Well, you can imagine that being a complex nuclear lab, it's probably a little slower evolution with materials and things like that. So I'd say the ramp-up would be slower than a typical construction project just because you're going through a lot of permitting and a lot of things like that. So I'd say it's probably slower than other activities. We've been working through this IPD model, which is a very effective model for this type of work, where you have really complex delivery and it's been really effective. We have a number of IPD projects now in Canada that we're using. We like this model.

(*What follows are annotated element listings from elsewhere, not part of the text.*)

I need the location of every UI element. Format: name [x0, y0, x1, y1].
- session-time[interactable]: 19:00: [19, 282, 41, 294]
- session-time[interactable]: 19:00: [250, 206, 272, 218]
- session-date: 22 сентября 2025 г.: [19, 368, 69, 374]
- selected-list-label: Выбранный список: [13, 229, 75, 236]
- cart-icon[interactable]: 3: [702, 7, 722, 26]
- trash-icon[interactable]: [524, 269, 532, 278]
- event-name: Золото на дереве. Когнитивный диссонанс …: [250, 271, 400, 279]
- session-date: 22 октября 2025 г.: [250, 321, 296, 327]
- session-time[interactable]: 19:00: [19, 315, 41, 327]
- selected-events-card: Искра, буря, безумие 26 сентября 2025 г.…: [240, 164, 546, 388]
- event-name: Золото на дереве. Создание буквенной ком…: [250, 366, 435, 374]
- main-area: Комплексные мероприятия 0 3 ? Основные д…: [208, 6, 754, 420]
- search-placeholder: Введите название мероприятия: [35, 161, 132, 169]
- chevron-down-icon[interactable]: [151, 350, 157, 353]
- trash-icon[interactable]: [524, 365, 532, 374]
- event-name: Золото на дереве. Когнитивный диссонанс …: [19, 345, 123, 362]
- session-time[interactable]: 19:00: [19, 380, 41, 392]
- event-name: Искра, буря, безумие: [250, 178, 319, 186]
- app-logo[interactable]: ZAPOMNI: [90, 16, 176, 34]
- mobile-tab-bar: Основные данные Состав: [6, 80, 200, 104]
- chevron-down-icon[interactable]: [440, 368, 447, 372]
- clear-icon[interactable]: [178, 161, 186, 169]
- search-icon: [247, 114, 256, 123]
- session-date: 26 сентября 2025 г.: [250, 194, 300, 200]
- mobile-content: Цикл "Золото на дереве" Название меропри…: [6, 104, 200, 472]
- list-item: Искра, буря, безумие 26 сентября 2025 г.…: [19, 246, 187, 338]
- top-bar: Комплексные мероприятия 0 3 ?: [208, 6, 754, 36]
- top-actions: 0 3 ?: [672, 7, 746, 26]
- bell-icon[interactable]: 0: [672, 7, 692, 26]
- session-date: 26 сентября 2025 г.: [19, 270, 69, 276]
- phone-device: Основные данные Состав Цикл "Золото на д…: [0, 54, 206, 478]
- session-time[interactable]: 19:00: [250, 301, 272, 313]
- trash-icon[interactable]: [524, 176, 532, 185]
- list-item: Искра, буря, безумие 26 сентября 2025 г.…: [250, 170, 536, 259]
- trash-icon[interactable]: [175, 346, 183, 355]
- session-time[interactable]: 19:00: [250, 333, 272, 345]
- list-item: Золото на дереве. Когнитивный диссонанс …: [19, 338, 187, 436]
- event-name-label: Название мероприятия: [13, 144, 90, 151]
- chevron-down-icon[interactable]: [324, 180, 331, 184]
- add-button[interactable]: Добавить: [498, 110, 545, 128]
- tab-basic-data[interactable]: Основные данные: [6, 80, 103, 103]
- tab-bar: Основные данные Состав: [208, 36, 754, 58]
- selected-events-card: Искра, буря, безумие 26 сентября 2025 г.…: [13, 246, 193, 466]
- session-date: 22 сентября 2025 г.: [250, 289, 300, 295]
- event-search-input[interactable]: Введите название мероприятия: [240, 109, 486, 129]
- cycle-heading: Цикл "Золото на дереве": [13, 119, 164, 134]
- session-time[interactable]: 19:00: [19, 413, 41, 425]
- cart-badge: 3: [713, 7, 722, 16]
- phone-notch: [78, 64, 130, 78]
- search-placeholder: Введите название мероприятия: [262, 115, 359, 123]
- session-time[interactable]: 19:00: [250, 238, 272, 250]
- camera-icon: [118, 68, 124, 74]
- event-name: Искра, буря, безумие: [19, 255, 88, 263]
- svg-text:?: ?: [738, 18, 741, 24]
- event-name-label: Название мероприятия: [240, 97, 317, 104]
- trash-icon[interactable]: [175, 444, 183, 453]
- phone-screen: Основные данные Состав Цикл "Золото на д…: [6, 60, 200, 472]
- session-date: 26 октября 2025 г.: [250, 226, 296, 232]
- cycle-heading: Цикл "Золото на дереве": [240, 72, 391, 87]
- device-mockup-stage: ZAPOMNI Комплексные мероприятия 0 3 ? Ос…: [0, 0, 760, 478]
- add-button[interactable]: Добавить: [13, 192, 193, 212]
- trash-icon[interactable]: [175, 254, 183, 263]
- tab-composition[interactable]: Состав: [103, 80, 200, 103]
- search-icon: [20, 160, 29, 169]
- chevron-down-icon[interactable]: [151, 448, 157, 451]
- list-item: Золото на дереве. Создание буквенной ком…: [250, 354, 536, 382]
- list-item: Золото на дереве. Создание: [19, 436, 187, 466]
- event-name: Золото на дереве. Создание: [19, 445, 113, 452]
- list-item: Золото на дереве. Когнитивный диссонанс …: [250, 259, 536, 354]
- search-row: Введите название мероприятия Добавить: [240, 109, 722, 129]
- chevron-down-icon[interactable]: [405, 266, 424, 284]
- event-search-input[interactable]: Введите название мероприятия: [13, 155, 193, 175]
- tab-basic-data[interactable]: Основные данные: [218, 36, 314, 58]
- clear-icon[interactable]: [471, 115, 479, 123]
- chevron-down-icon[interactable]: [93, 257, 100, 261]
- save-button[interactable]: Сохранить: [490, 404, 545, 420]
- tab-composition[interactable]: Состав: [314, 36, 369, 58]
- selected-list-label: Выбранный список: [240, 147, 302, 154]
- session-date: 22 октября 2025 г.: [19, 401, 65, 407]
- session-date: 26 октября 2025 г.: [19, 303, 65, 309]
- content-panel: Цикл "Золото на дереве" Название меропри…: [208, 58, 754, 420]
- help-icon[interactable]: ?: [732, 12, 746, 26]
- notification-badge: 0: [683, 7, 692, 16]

It's very similar to alliance-type models because -- and I think any time you do a project with complexity of scale, if you can have the construction team on the front end of it for a significant period of time, you're spending a lot of time refining the design and whatnot. So -- but beyond that, other nuclear sites, we're pretty much on every nuclear site in Ontario with some level of activity, ebbs and flows, depends on timing of things. But I think we have a good résumé and continuing to explore new opportunities and obviously very robust demands in that sector across the various activities in nuclear in Ontario and Canada. But -- so we expect to be in that space for some period of time.

Operator

[Operator Instructions] There are no further questions at this time. I will now hand the call back over to Mr. McKibbon for closing remarks.

T
Terrance Lloyd McKibbon
President, CEO & Director

Thank you again for participating in Bird Construction's Fourth Quarter and Fiscal 2019 Conference Call. We are pleased with the sequential quarter-over-quarter and year-over-year performance improvement and expect a more stable execution of our growing and more diversified backlog where the risk profile of backlog is more within our targeted range. We look forward to celebrating the century mark for our company with our clients, shareholders and employees through 2020. As always, Wayne and I are available if additional information is required, so please do not hesitate to get in touch with us. Have a nice day. Thank you.

Operator

This concludes today's conference call. You may disconnect your lines. Thank you for participating, and have a pleasant day.